Carbon lock-in through capital stock inertia associated with weak near-term climate policies

• Published in: Technological forecasting & social change Vol. 90; pp. 62 - 72
• Main Authors: Bertram, Christoph, Johnson, Nils, Luderer, Gunnar, Riahi, Keywan, Isaac, Morna, Eom, Jiyong
• Format: Journal Article
• Language: English
• Published: New York Elsevier Inc 01.01.2015; Elsevier Science Ltd
• Subjects: AMPERE; Budgeting; Capital stock; Carbon dioxide emissions; Climate; Climate change mitigation; Coal; Electricity; Electricity generation; Emissions control; Energy economics; Energy efficiency; Energy management; Energy systems modeling; Environmental policy; Greenhouse effect; Integrated assessment; Pathways; Policies; Studies; Energy systems modeling; AMPERE; Energy efficiency; Carbon dioxide emissions; Climate change mitigation; Integrated assessment
• ISSN: 0040-1625; 1873-5509
• DOI: 10.1016/j.techfore.2013.10.001

Stringent long-term climate targets necessitate a limit on cumulative emissions in this century for which sufficient policy signals are lacking. Using nine energy-economy models, we explore how policies pursued during the next two decades impact long-term transformation pathways towards stringent long-term climate targets.
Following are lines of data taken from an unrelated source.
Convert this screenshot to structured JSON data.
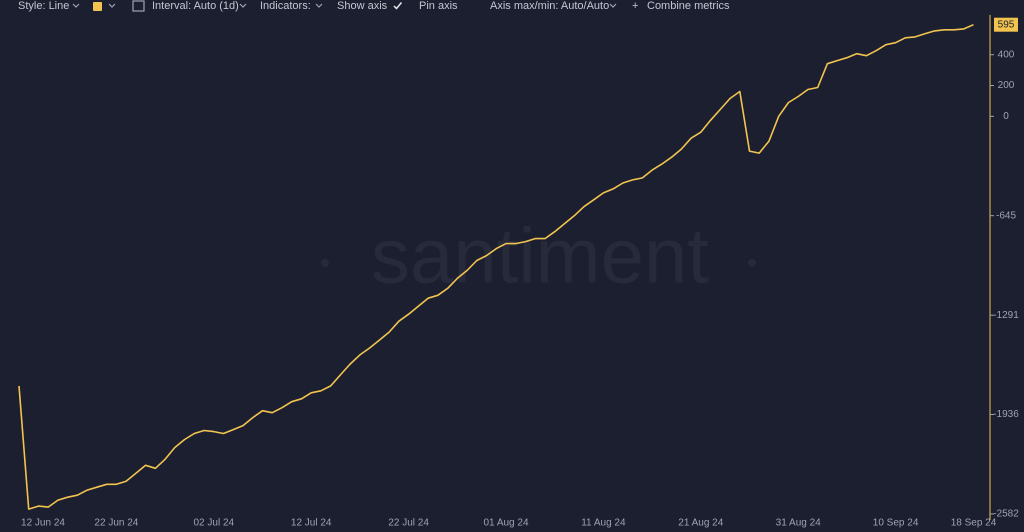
{
  "toolbar": {
    "style": "Style: Line",
    "interval": "Interval: Auto (1d)",
    "indicators": "Indicators:",
    "show_axis": "Show axis",
    "pin_axis": "Pin axis",
    "axis_range": "Axis max/min: Auto/Auto",
    "combine_plus": "+",
    "combine": "Combine metrics"
  },
  "watermark": "santiment",
  "chart_data": {
    "type": "line",
    "categories": [
      "12 Jun 24",
      null,
      null,
      null,
      null,
      null,
      null,
      null,
      null,
      null,
      "22 Jun 24",
      null,
      null,
      null,
      null,
      null,
      null,
      null,
      null,
      null,
      "02 Jul 24",
      null,
      null,
      null,
      null,
      null,
      null,
      null,
      null,
      null,
      "12 Jul 24",
      null,
      null,
      null,
      null,
      null,
      null,
      null,
      null,
      null,
      "22 Jul 24",
      null,
      null,
      null,
      null,
      null,
      null,
      null,
      null,
      null,
      "01 Aug 24",
      null,
      null,
      null,
      null,
      null,
      null,
      null,
      null,
      null,
      "11 Aug 24",
      null,
      null,
      null,
      null,
      null,
      null,
      null,
      null,
      null,
      "21 Aug 24",
      null,
      null,
      null,
      null,
      null,
      null,
      null,
      null,
      null,
      "31 Aug 24",
      null,
      null,
      null,
      null,
      null,
      null,
      null,
      null,
      null,
      "10 Sep 24",
      null,
      null,
      null,
      null,
      null,
      null,
      null,
      "18 Sep 24"
    ],
    "series": [
      {
        "color": "#f2c44f",
        "values": [
          -1750,
          -2550,
          -2531,
          -2537,
          -2492,
          -2473,
          -2460,
          -2427,
          -2408,
          -2389,
          -2389,
          -2369,
          -2318,
          -2266,
          -2285,
          -2227,
          -2150,
          -2098,
          -2059,
          -2040,
          -2047,
          -2059,
          -2034,
          -2008,
          -1956,
          -1911,
          -1924,
          -1892,
          -1853,
          -1834,
          -1795,
          -1782,
          -1750,
          -1679,
          -1608,
          -1549,
          -1504,
          -1453,
          -1401,
          -1330,
          -1285,
          -1233,
          -1181,
          -1162,
          -1117,
          -1052,
          -1001,
          -936,
          -904,
          -859,
          -826,
          -826,
          -813,
          -794,
          -794,
          -749,
          -697,
          -646,
          -587,
          -542,
          -497,
          -471,
          -433,
          -413,
          -400,
          -349,
          -310,
          -265,
          -213,
          -142,
          -103,
          -26,
          45,
          116,
          161,
          -226,
          -239,
          -161,
          0,
          90,
          129,
          174,
          187,
          342,
          362,
          381,
          407,
          394,
          426,
          465,
          478,
          510,
          516,
          536,
          555,
          562,
          562,
          568,
          595
        ]
      }
    ],
    "ylim": [
      -2582,
      658
    ],
    "yticks": [
      400,
      200,
      0,
      -645,
      -1291,
      -1936,
      -2582
    ]
  }
}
Less stringent near-term policies (i.e., those with larger emissions) consume more of the long-term cumulative emissions budget in the 2010–2030 period, which increases the likelihood of overshooting the budget and the urgency of reducing GHG emissions after 2030. Furthermore, the larger near-term GHG emissions associated with less stringent policies are generated primarily by additional coal-based electricity generation. Therefore, to be successful in meeting the long-term target despite near-term emissions reductions that are weaker than those implied by cost-optimal mitigation pathways, models must prematurely retire significant coal capacity while rapidly ramping up low-carbon technologies between 2030 and 2050 and remove large quantities of CO2 from the atmosphere in the latter half of the century. While increased energy efficiency lowers mitigation costs considerably, even with weak near-term policies, it does not substantially reduce the short-term reliance on coal electricity. However, increased energy efficiency does allow the energy system more flexibility in mitigating emissions and, thus, facilitates the post-2030 transition. •Weak 2030 CO2 emission constraints encourage expansion of coal power generation.•A 2°C target after 2030 requires phasing out coal power and significant CO2 removal.•The feasibility of both a quick phase-out of coal and CO2 removal is uncertain.•Reduced energy intensity does not prevent the expansion of coal power generation.•Low energy intensity increases the flexibility after 2030 and reduces abatement costs.